Configuration steps

Configuration steps¶

The process of setting up an SQL Server Data Intake Process involves several key actions. The different sections of the input form are organized into these main steps:

Step 1. Configure Data Intake Process¶

Please see on the common Sidra connector plugins section about the parameters needed to configure a Data Intake Process.

Step 2. Configure Provider¶

Please see on the common Sidra connector plugins section about the parameters needed to create a new Provider.

Step 3. Configure Data Source¶

The data source represents the connection to the source database. A Data Source abstracts the details of creating a Linked Service in Azure Data Factory. The fields required in this section are the Integration Runtime and the connection string to the database. Sidra SQL Server connector plugin will register this new data source in Sidra Metadata and deploy a Linked Service in Azure Data factory with this connection. The created Linked Service will use Key Vault in Sidra Core to store the connection string to the database. Default value for Integration Runtime is AutoResolveIntegrationRuntime.

For more details on Linked Services check the Data Factory documentation.

The information that needs to be provided is the following:

Integration Runtime: this is the ADF integration runtime in charge of executing the connection between the data origin, and is associated with a deployed Linked Service. In case it is not required any IR, the option Default will be selected.
About connection details:
- AuthenticationType: From version 2022.R3, Windows Authentication for SQL server plugin has been included improving the authentication security. This field in Sidra Web allows to choose between the SQL Authentication and Windows Authentication type.
- Server Name: the name of the server to connect to.
- Database Name: the name of the database.
- User Name: user with access to the origin server.
- Use existing secret: When true, the field Password's secret name must be filled, when false, the user Password field must be filled.
- Encrypt: for the connection string (true/false). By default, true is used.
- Trust Server Certificate: for the connection string (true/false). By default, false is used.

Step 4. Configure SQL Metadata Extraction¶

Sidra Azure SQL Database connector plugin replicates the schema and tables from the source database, by querying the INFORMATION_SCHEMA System View tables.

The extracted schema is replicated to the Sidra Metadata model hierarchy. Tables in the SQL Database source system are replicated in Sidra as Entities, and columns of these tables, as Attributes.

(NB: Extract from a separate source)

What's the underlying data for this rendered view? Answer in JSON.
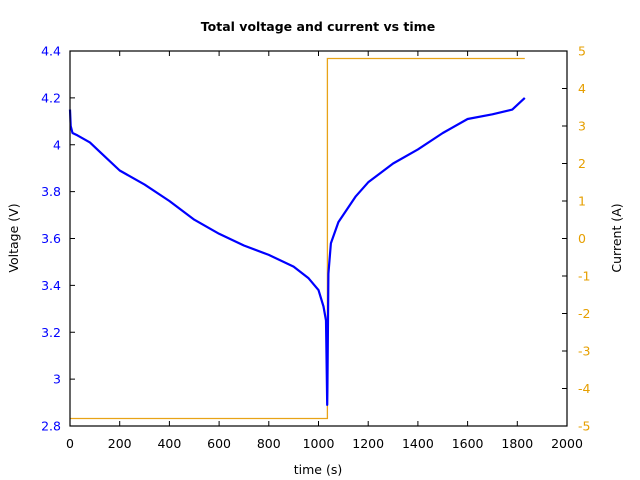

The Entity table in Sidra metadata model contains data about the format of the Entity generated, as well as information about how this Entity should be handled by the system. Attributes contain data about the columns of the tables. Sidra adds additional system-level Attributes to convey system-handling information at the level of the Entity (or table).

As part of the metadata extraction of a Data Intake Process setup, the autogenerated transfer query / DSU ingestion will be executed following the selected configuration scenario, transforming the data in raw storage into the optimized format in the Data Lake.

For more details, please check the Data Ingestion documentation.

The metadata extraction represents in which way the origin will be consumed in order to obtain its metadata. The information fields required to fill in the SQL Metadata extraction section will be used for three main purposes internally in Sidra:

Create and populate the Sidra Core metadata structures (Entities and Attributes).
Create, deploy and execute an Azure Data Factory pipeline for the metadata extraction steps (see below steps).
Auto-generate the create tables and executes the autogenerated transfer query / DSU ingestion script, including all the steps for storing the optimized data in the data lake storage.

These are the metadata extractor configuration parameters to be input for this version of connector plugin. All of these parameters are optional:

Number of Tables per Batch: this is used internally in the metadata extractor pipeline in order to specify the number of tables that will be consumed per batch.
Types of Objects to Load: views, tables or both.
Object Restriction Mode: there can be three options here:
- Include all objects: all objects from all databases will be imported.
- Include some objects: to specify a list of objects to include.
- Exclude some objects: to specify a list of objects to exclude.
Object Restriction List: this is a list with comma separated values, which includes those objects that we want or do not want to load into the system, depending on the value of Object Restriction Mode. If no values are specified in this field, all objects will be loaded. To fill in this field, add a list of [<database_name>].[<schema_name>].[<table_name>] or [<database_name>].[<schema_name>] or [<database_name>] elements in plain text, separated by comma. Examples: [AdventureWorks].[Sales_LT], [AdventureWorks].[Orders_LT].[OrderHeader], [EmployeesDB]

Once the metadata extractor pipeline has been created, it is executed. This execution could take a while (from 5 to 15 minutes) depending on the load of Data Factory and the status and load of the associated Databricks cluster. Sidra exposes API endpoints as well to manually execute the SQL Metadata extractor pipeline.

Step 5. Configure Trigger¶

Please see on the common Sidra connector plugins section about the parameters needed to set up a trigger.